The Spyers brothers by RA Gilbert. The earliest portrait of Radley College pupils.
Frequently asked questions. So what is the school uniform? Or, is there a school uniform? Is it the same for all pupils? Do scholars wear a different uniform? Is there a different uniform for junior or senior boys? Has it ever changed?
Like all answers it depends … But there is one abiding feature and that is the academic gown. In 2023, all pupils wear their gowns during the winter months. For the last ten years this has included an embroidered badge with the colours of the individual Socials.
The gowns were there right from the start, and right from the start they have been used and abused by their wearers. At the 50th anniversary of the school in 1897 they were celebrated thus: ‘The gown serves many useful purposes. It hides the shortening jacket of the growing boy as the term advances. It may be spread over the head like an awning for a temporary run in a shower of rain. Used like a housemaid’s apron, it may convey a great quantity of books from one receptacle to another, when desks or studies have to be changed. The sleeve is serviceable if you have the misfortune to upset ink, or may serve to mitigate the hardness of the desk to your elbow, if you wish to take a little repose in school on a hot afternoon.’ (Raikes, 1897)
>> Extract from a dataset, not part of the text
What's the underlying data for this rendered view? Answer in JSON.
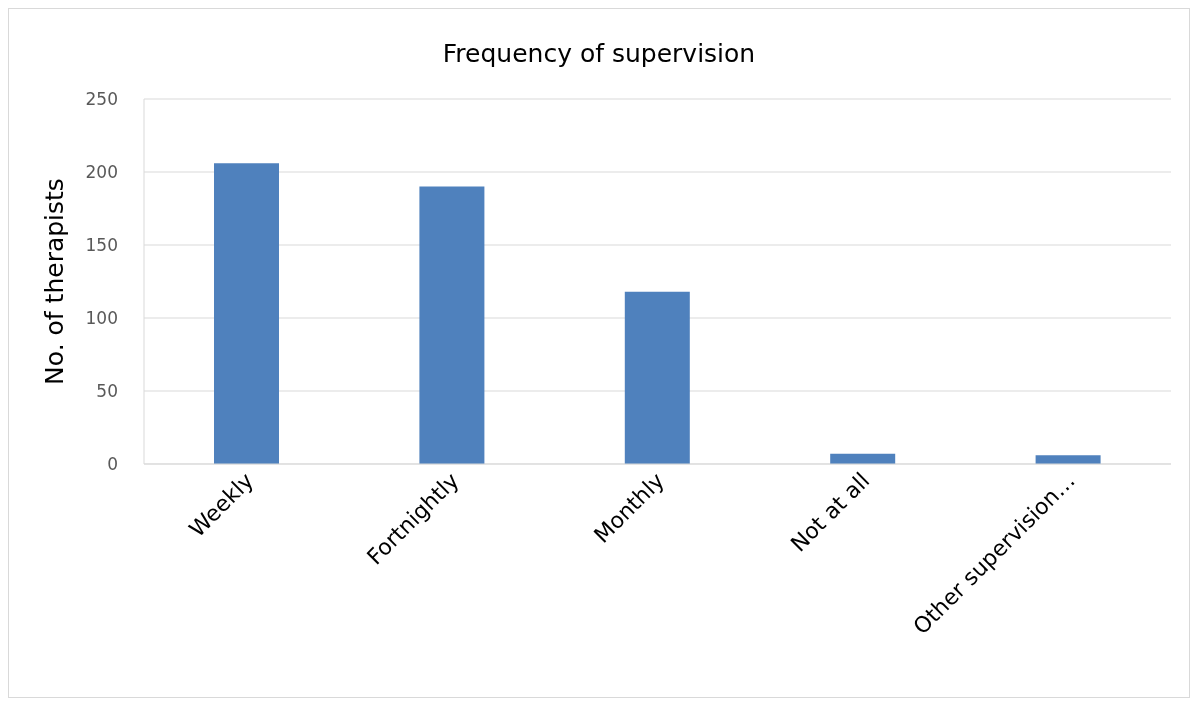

Alongside the gowns, there were originally ‘caps’ or mortar-boards. Originally, all boys wore a mortar-board with a black tassel. The prefects were distinguished by their silver tassels, with the Senior Prefect wearing gold. Dons, too, wore full academic dress.
Warden William Wood with the Sixth Form in 1867. The prefects can be identified by the silver tassels, while the more junior boys have black tassels on their mortar-boards. But not all of them have them with them for the photo.